In this special issue, we are emphasizing UNDERLAYMENT. The variations of product availability in this category are almost endless. You can pore it, trowel it, nail it, glue it, screw it and sometimes it's even tattooed for you. Regardless of what system you use, being familiar with the application, limitations and corresponding warrantees are what we need to understand. In the past we have had particle board, masonite, structurewood and let's not forget lauan as options for our board type underlayments. We have seen the plywood types (3 and 5 ply) come to the front of the pack and be the products most recommended by resilient manufacturers because of their non-staining qualities. I have talked until I was blue in the face about the lack of quality that lauan offers the end user, but for some reason it still has its place in the home centers and with some distributors. Some will argue that price is the underlaying factor for the decision to use it. I will argue that quality of the installation is compromised when a sub-par material is used. In some cases you void any and all warranty given by the manufacturer of the floorcovering when you use non-recommended products.
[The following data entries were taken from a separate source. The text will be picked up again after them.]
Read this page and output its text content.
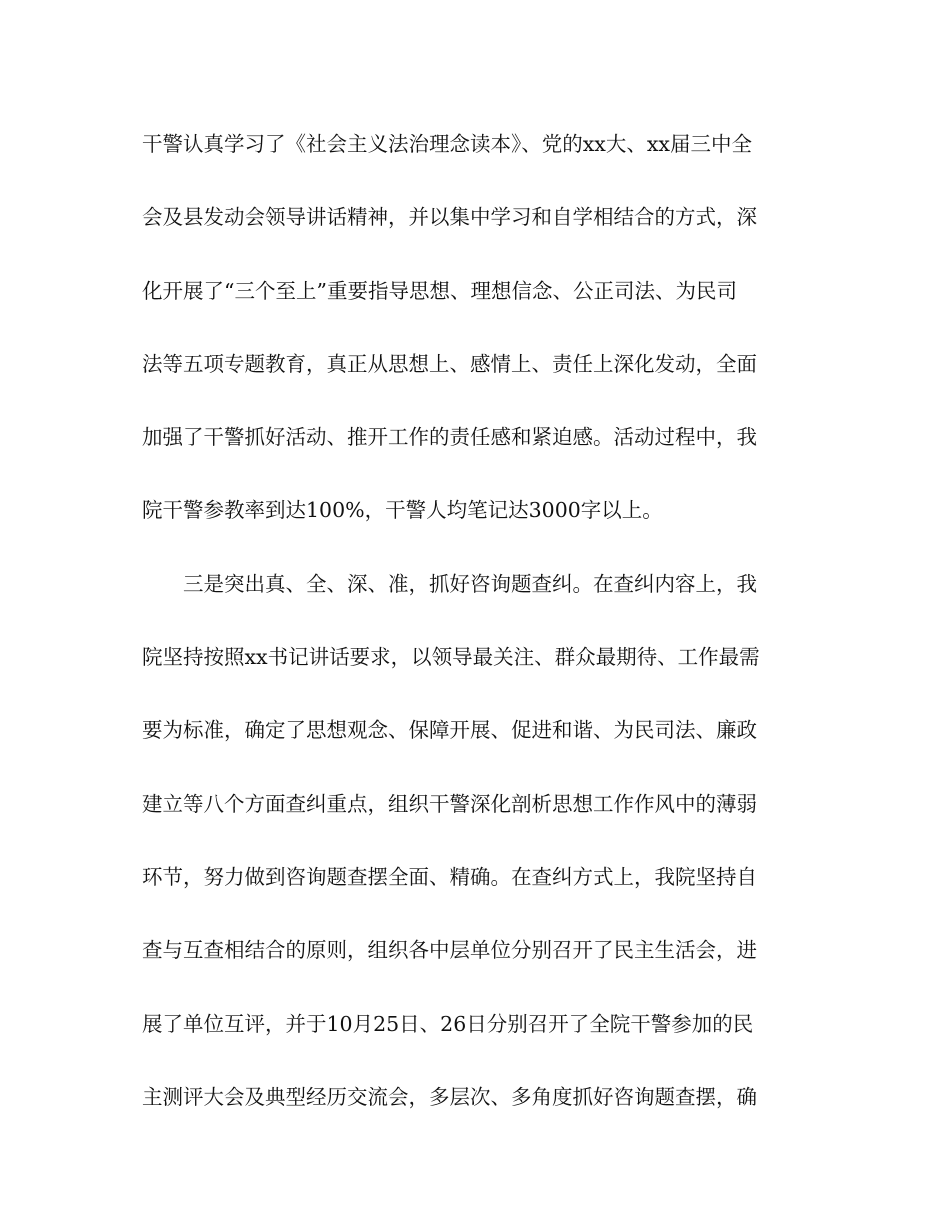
干警认真学习了《社会主义法治理念读本》、党的xx大、xx届三中全
会及县发动会领导讲话精神，并以集中学习和自学相结合的方式，深
化开展了“三个至上”重要指导思想、理想信念、公正司法、为民司
法等五项专题教育，真正从思想上、感情上、责任上深化发动，全面
加强了干警抓好活动、推开工作的责任感和紧迫感。活动过程中，我
院干警参教率到达100%，干警人均笔记达3000字以上。
三是突出真、全、深、准，抓好咨询题查纠。在查纠内容上，我
院坚持按照xx书记讲话要求，以领导最关注、群众最期待、工作最需
要为标准，确定了思想观念、保障开展、促进和谐、为民司法、廉政
建立等八个方面查纠重点，组织干警深化剖析思想工作作风中的薄弱
环节，努力做到咨询题查摆全面、精确。在查纠方式上，我院坚持自
查与互查相结合的原则，组织各中层单位分别召开了民主生活会，进
展了单位互评，并于10月25日、26日分别召开了全院干警参加的民
主测评大会及典型经历交流会，多层次、多角度抓好咨询题查摆，确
This would be all well and good if you had a warranty from the underlayment manufacturer to replace the job, but check the warranty for lauan; there is none! The terms "Interior Grade" and "Exterior Grade" also come into play; would it be a good idea to always use an exterior grade for all applications? Then if moisture is introduced, we would have covered our butt for the benefit of the end user. The following is a collection of how you should not do it.
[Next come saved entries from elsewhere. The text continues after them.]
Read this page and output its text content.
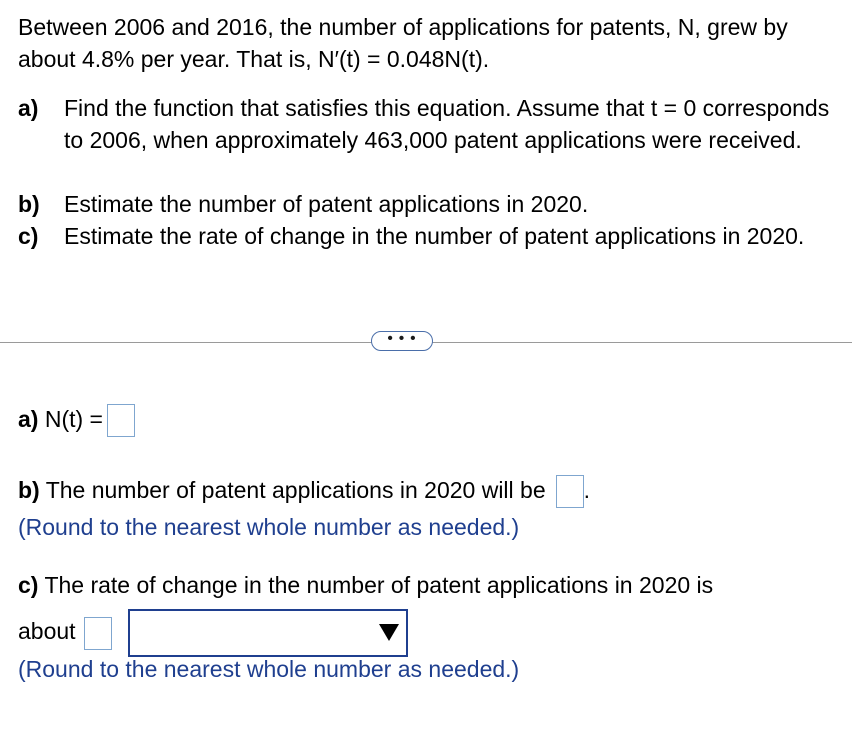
Between 2006 and 2016, the number of applications for patents, N, grew by about 4.8% per year. That is, N′(t) = 0.048N(t).
a) Find the function that satisfies this equation. Assume that t = 0 corresponds to 2006, when approximately 463,000 patent applications were received.
b) Estimate the number of patent applications in 2020.
c) Estimate the rate of change in the number of patent applications in 2020.
• • •
a) N(t) =
b) The number of patent applications in 2020 will be .
(Round to the nearest whole number as needed.)
c) The rate of change in the number of patent applications in 2020 is
about
(Round to the nearest whole number as needed.)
The first example is a ceramic installation over old cushion backed vinyl floorcovering. A 1/4-inch backer board was used, but was it enough? Checking your ANSI specifications will help you with this one. Photo 1 shows the composite of materials used and Photo 2 shows the result. The total thickness of subfloor and backer board was only 1 inch!

There was too much movement in the underlayment for the ceramic, and cracks were everywhere.
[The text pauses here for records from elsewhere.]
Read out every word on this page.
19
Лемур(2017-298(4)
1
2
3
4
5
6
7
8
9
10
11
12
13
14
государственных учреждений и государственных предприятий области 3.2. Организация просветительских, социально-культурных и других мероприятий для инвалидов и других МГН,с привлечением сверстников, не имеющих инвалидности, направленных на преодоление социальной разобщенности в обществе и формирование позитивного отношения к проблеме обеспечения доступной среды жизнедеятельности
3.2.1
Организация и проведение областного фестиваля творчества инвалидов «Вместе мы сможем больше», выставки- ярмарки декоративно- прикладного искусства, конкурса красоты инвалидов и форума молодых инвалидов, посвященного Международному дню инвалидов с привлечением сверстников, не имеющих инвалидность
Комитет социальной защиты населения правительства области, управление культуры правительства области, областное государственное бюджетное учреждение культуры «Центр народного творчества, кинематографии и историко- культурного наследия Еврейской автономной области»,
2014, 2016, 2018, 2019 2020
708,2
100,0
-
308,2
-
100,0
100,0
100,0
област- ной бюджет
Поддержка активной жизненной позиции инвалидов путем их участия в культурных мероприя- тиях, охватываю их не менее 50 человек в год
In the next example, the fast track builder used masonite for all his underlayment needs. A low joist is the culprit. A check of subfloor levelness prior to installation would have told the machine that more prep work was needed. If masonite is recommended, then knowing how to install it and what adhesive can be used is most important. And let's not forget about open time on the adhesive (Photo 3). In this installation of solid vinyl over lauan, there is loss of bond at the glue line (perimeter). You can see that the product was laid in a timely manner; the trowel marks are not showing and the adhesive is a uniform layer (Photo 4).

But what happened to the transfer to the back of the flooring (Photo 5)? The lauan plasticized the adhesive and compromised the bond. Look down the center and you will see a 90 degree angle telegraphing in the middle of the tile pattern. You could measure the underlayment panel size as 4-by-8 foot.

This usually means lauan but not always. Do we butt and sand the joints or do we leave a gap and patch? That is the question. If you sand and don't vacuum, you will have problems due to the trapped dust on the surface of the underlayment affecting both your patch and adhesive bonds. If you over-water or don't use the proper additive (if the patch calls for one), then you may have telegraphing that looks like this (Photo 6).

Gypsum patch used to level the concrete before a solid vinyl tile was installed (Photo 7). Proper use of a trowel is one of the problems here. Because of a lack of levelness in the subfloor, the mechanic applied adhesive to the back of some tile (Photo 8). Due to a lack of surface contact, the tile popped off the patch.

Adhesive cannot be used to level out a subfloor. There is no bridging capability built into the product. We could argue about epoxies, but your soft set adhesives are not designed to overcome irregularities in a subfloor. Should a gypsum patch even be used for this?

"What you don't see can't hurt you" is no way to address your underlayment needs. Even your low grade floorcovering will look great if the proper prep work is done the way the manufacturer intended. So if you're not sure about how to install the underlayment or if you don't know what the floorcovering manufacturer recommends for underlayment, then "YOU MAKE THE CALL" and find out.